Hierarchical reinforcement learning based planning method with uncertainty in limited visions for lunar rovers

China and Russia will establish the International Lunar Research Station together in around 2035 when the resource acquisition from the lunar surface and the construction of lunar bases will be applied at the beginning period. However, the accuracy of the lunar surface digital elevation map (DEM) is not enough, which cannot meet the needs of path planning or acting for lunar rovers. What's more, there are limitations to the vision of each rover compared to the wide moon surface, so rovers are required to foresee the obstacles and adjust movements for obstacle avoidance, power saving, and safety. Another problem is that the acquisition and construction are long-term tasks so pure path planning methods won't work properly. Therefore, we propose a new way of planning both the path and the task by hierarchical reinforcement learning, where hundreds of simulation environments in which the obstacles and places for acquisition, charging, blending, and construction are varied.
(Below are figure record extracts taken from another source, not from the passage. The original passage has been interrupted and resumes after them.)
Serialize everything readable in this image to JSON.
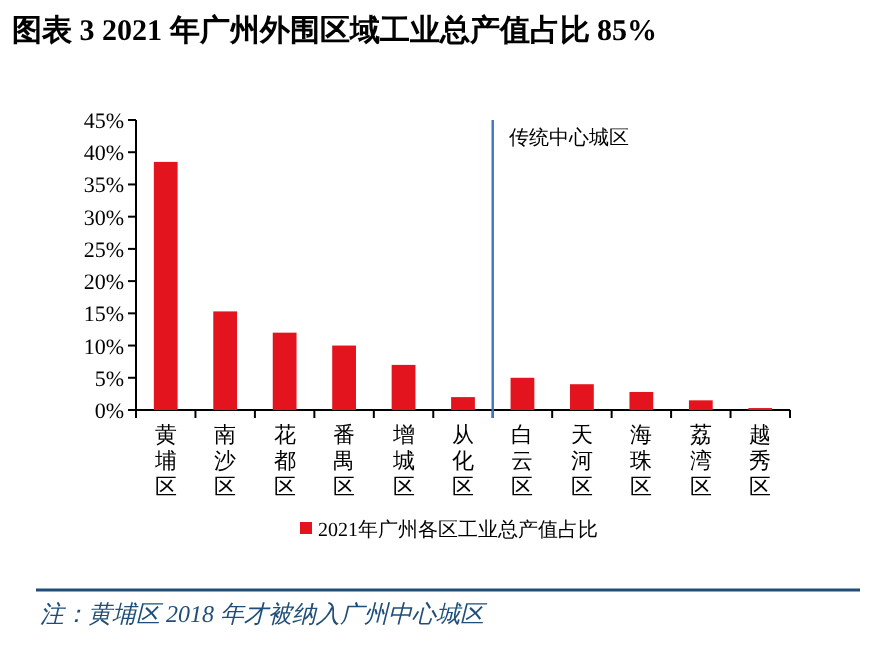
{
  "chart_data": {
    "type": "bar",
    "title": "图表 3 2021 年广州外围区域工业总产值占比 85%",
    "categories": [
      "黄埔区",
      "南沙区",
      "花都区",
      "番禺区",
      "增城区",
      "从化区",
      "白云区",
      "天河区",
      "海珠区",
      "荔湾区",
      "越秀区"
    ],
    "series": [
      {
        "name": "2021年广州各区工业总产值占比",
        "color": "#e3141e",
        "values": [
          38.5,
          15.3,
          12,
          10,
          7,
          2,
          5,
          4,
          2.8,
          1.5,
          0.3
        ]
      }
    ],
    "ylim": [
      0,
      45
    ],
    "yticks": [
      {
        "value": 0,
        "label": "0%"
      },
      {
        "value": 5,
        "label": "5%"
      },
      {
        "value": 10,
        "label": "10%"
      },
      {
        "value": 15,
        "label": "15%"
      },
      {
        "value": 20,
        "label": "20%"
      },
      {
        "value": 25,
        "label": "25%"
      },
      {
        "value": 30,
        "label": "30%"
      },
      {
        "value": 35,
        "label": "35%"
      },
      {
        "value": 40,
        "label": "40%"
      },
      {
        "value": 45,
        "label": "45%"
      }
    ],
    "ref_lines": [
      {
        "axis": "x",
        "value": "白云区",
        "label": "传统中心城区",
        "color": "#4472c4"
      }
    ],
    "legend": "bottom",
    "grid": false,
    "annotations": [
      "注：黄埔区 2018 年才被纳入广州中心城区"
    ]
  }
}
Rovers can only obtain a vision of several meters and they will only know the approximate locations of targets. So uncertainty occurs during the rovers' way to the targets, on which there are small and large obstacles. Targets will be given by the task level from which the guidance will be applied on the path level. However, data on the task level generated by the hierarchical environment is not enough for training the task policies so pre-generated data will be prepared for the pre-training of the task policies then the policies will be set on the task level with constraints while updating rather than joint training from the beginning. In our experiment, we intend that our way leads each rover to finish the long-term tasks without meeting large obstacles, trains the whole hierarchal policy more quickly than the traditional way, and generates a better result than pure path planning in the uncertainty environment for long-term tasks.